The outtake initially seems like a suitably smutty way of conveying that an enormous amount of work goes into a seemingly tossed-off throwaway gag. But the bit goes on. And on, and on, as the puppeteers repeat the bit over and over and over again, for a full five minutes, carefully measuring the level of hilariosity with each big green reveal.

At first it's mildly amusing, then kind of tedious, then deeply annoying, then amusing again, then kind of transcendent. It goes from being a smutty but rather conventional DVD extra to being a strange piece of performance art, almost a treatise on the art, craft and structure of comedy and the way something can go from funny to unfunny to funny again through dogged repetition.

In that sense it's like the legendary rake gag from The Simpsons, where Sideshow Bob steps on one rake, then another, then another, then another, or the Mount Everest sketch on Mr. Show. In each of these bits the whole point is for a gag to go on way too long, to stretch a thin bit to the breaking point, then past the breaking point, and finally to a place where the gag doubles back on itself and becomes weirdly fresh and funny again. This isn't the only time TV Funhouse creator Robert Smigel has fucked around with the conventions of DVDs. On one of the Triumph DVDs (I think it was probably the DVD that accompanies his CD), Triumph begins to deliver an audio commentary, then quits in disgust a minute in, never to return. It's a move at once refreshing and irritating, cause I'd actually really like to hear a Triumph The Insult Comic Dog audio commentary, though I can understand how it may be tough to sustain that shtick without a foil for too long.

We at the A.V Club try to watch every Special Feature on the DVDs we review, although when pressed for time, I sometimes watch or listen to an audio commentary long enough to get a general sense of it. So, if Nora Ephron were to drunkenly admit to committing several vehicular homicides in the late eighties an hour and forty-five minutes into the audio commentary for Lucky Numbers I'm probably not going to catch it.

Strange moments like the turtle-puppet penis reveal make me happy I delve deep into the special features for just about any film I like. Heck, I often delve deep into the special features of movies I don't like. I noticed recently that the deleted scenes for Mr. Saturday Night are funnier and better than anything in the film, a bloated, saccharine character study of a lovably detestable insult comic played by writer-director Crystal.

Though I'd never recommend the film, several of the deleted scenes are wonderful, beginning with an aborted opening sequence that drinks in the madness and cacophony of racing around backstage at an early sixties variety show via a gorgeous uninterrupted tracking shot like famous sequences in Boogie Nights and Goodfellas. Later there's a wonderful character moment where Crystal's shameless ham can't stop doing broad physical shtick to amuse his potential agent (Jerry Orbach) even after he's ostensibly said goodbye and Orbach is on the phone with another client. It's a scene that nicely conveys the compulsive, almost pathological need to entertain that defines so many veteran comics.

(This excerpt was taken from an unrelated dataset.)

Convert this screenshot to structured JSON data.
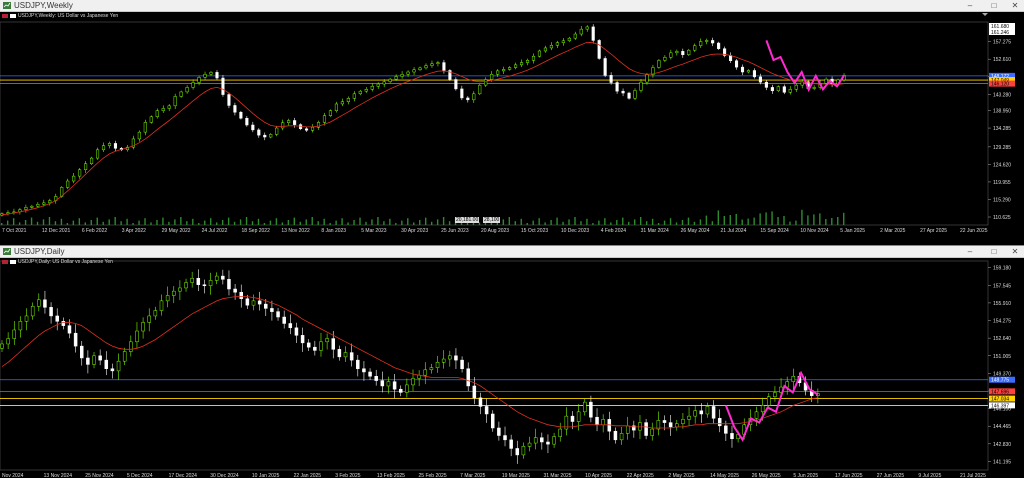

The third deleted scene that's infinitely better than anything included in what is really kind of a shitty film (though David Paymer is fantastic in an Oscar-nominated supporting role) finds Crystal's borscht-belt-scented ham incongruously doing his trademark shtick and zany one-liners in a B western. It's a funny juxtaposition of Catskills and Death Valley that doubles as an adroit satire of movies like Kelly's Heroes where Don Rickles just basically does Don Rickles despite being in the midst of World War II.

I understand why these scenes were cut. They didn't move the plot forward and they weren't integral to the story but I prefer funny, clever, revealing stand-alone scenes to boring, schmaltzy ones integral to the plot. What do you guys look for in a DVD's special features? What are some of the weirdest, most unexpected special features you've encountered? Lastly, can you think of other DVDs where the deleted scenes tower over everything included in the film itself?